Please Don't Ask Me This QuestionKelly Wickham
Please don’t ask me when school starts. I hate that question more than you know.
Yesterday was my last day of summer vacation. How do I know? Because it rained all day and prevented me from doing the things outside that I love to do like garden and sit on my back porch and eat donuts while the runners on the trail behind my house get fit and I get fat. How else do I know? Because people love to remind me of my job when I’m not doing my job. Summers for teachers are, for the most part, a full 3 months while administrators get about 4 weeks off and then must return to an empty building. In my district, the teachers come back about 3 days prior to the students, though many of them are in the building working on their classrooms throughout the summer.
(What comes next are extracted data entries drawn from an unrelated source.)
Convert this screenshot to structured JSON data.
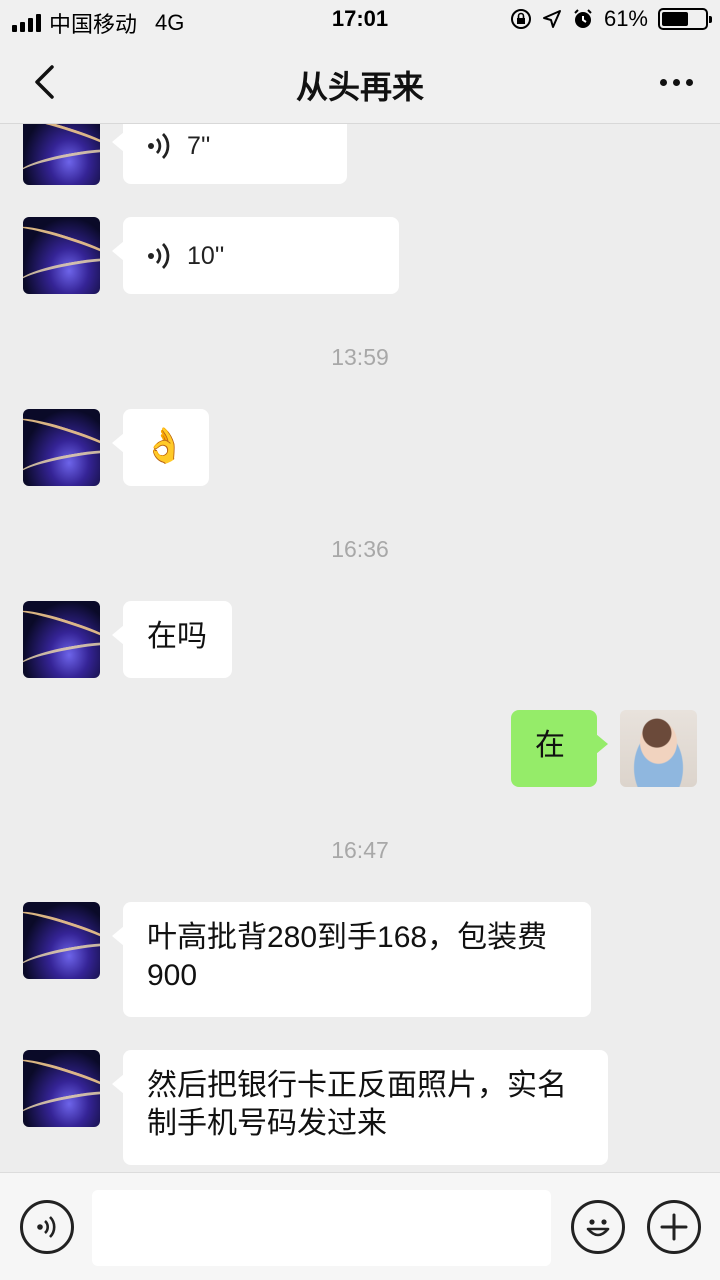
{
  "status_bar": {
    "carrier": "中国移动",
    "network": "4G",
    "time": "17:01",
    "battery": "61%",
    "battery_level": 0.61
  },
  "nav": {
    "title": "从头再来",
    "back_icon": "chevron-left-icon",
    "more_icon": "more-dots-icon"
  },
  "messages": [
    {
      "type": "voice",
      "side": "left",
      "duration": "7''"
    },
    {
      "type": "voice",
      "side": "left",
      "duration": "10''"
    },
    {
      "type": "time",
      "text": "13:59"
    },
    {
      "type": "emoji",
      "side": "left",
      "text": "👌"
    },
    {
      "type": "time",
      "text": "16:36"
    },
    {
      "type": "text",
      "side": "left",
      "text": "在吗"
    },
    {
      "type": "text",
      "side": "right",
      "text": "在"
    },
    {
      "type": "time",
      "text": "16:47"
    },
    {
      "type": "text",
      "side": "left",
      "line1": "叶高批背280到手168，包装费",
      "line2": "900"
    },
    {
      "type": "text",
      "side": "left",
      "line1": "然后把银行卡正反面照片，实名",
      "line2": "制手机号码发过来"
    }
  ],
  "input_bar": {
    "voice_icon": "voice-input-icon",
    "emoji_icon": "smiley-icon",
    "plus_icon": "plus-icon",
    "placeholder": ""
  },
  "colors": {
    "background": "#ededed",
    "bubble_self": "#95ec69",
    "bubble_other": "#ffffff",
    "timestamp": "#a8a8a8"
  }
}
The thing that drives me insane, and I have no way to combat it, is people asking me the dreaded question of when I go back to work.
When I started teaching almost 20 years ago it was a novelty to be asked that question and it usually popped up in casual conversations at the swimming pool or the soccer fields where my children played. Sometimes, it was a quick trip to the grocery store where I’d bump into friends and we exchanged the usual pleasantries for a few brief moments.
“How are you?”
“Good, fine. Thanks. How about you?”
“Awesome, I’m happy for you.”
“So, when do you go back to school?”
I’m not sure why this is the Go To question for me. It’s not as if I don’t have a lot of things going on or lead a dynamic life full of interesting projects. As the years wear on, though, I’ve given my family permission to stick up for me while I’m busy rolling my eyes or sighing heavily and becoming irritated. My children have been trained to step in after someone carelessly asks me, on my time off, when I’ll be on the clock again.
“Don’t ask her that question. It’s only June. That’s a no-no.”
People. This is a plea to give teachers, all kinds of educators, in fact, a break when it comes to inquiring about when we’ll be back at work. I watch friends constantly complain, online, that they can’t wait for summer to be over so they can send their children back to school and then they’ll be able to get the laundry done or go to yoga without having to deal with their kids. That’s probably a theme for another post, but still. While teachers and schools are dealing with the nation’s children and caring for them upwards of 8 hours a day, we deserve a break, too. Our vacation time shouldn’t be spent telling people when we’re going back to school and starting it up all over again. The most important thing about me isn’t when I am going to punch the clock again.
Look, I get it. You see me at the store and want to check in on my life. That’s totally normal! I’ve missed seeing you, too. The ways in which people in communities take care of one another assumes that we know about their lives and that we’re invested in them. When I see a pastor on a Wednesday I don’t hurry him towards standing in the pulpit on Sunday. (Or the rabbi hurrying towards Shabbat. You get my drift.) When I see my favorite waitress out at a concert I don’t ask her when she’s going back to work because that’s awkward and uncaring. The same is true for educators and we shouldn’t expect that the only worthy discussion is when we’re talking about when they’ll be back at work.
Maybe you’ve done that to some teacher friends of yours. If so, here are things I wish people would ask me instead. Perhaps you can incorporate them into your conversations with educators.
Ask me about any trips I’ve taken and whether or not I went to the beach.
Ask me about what my children are up to and how the wedding planning is going for my daughter.
Ask me about what good books I’ve read and would recommend.
I’m on summer break. Let me take a break and get a breather, would you?
There are better questions about checking in with my life than when I go back to work.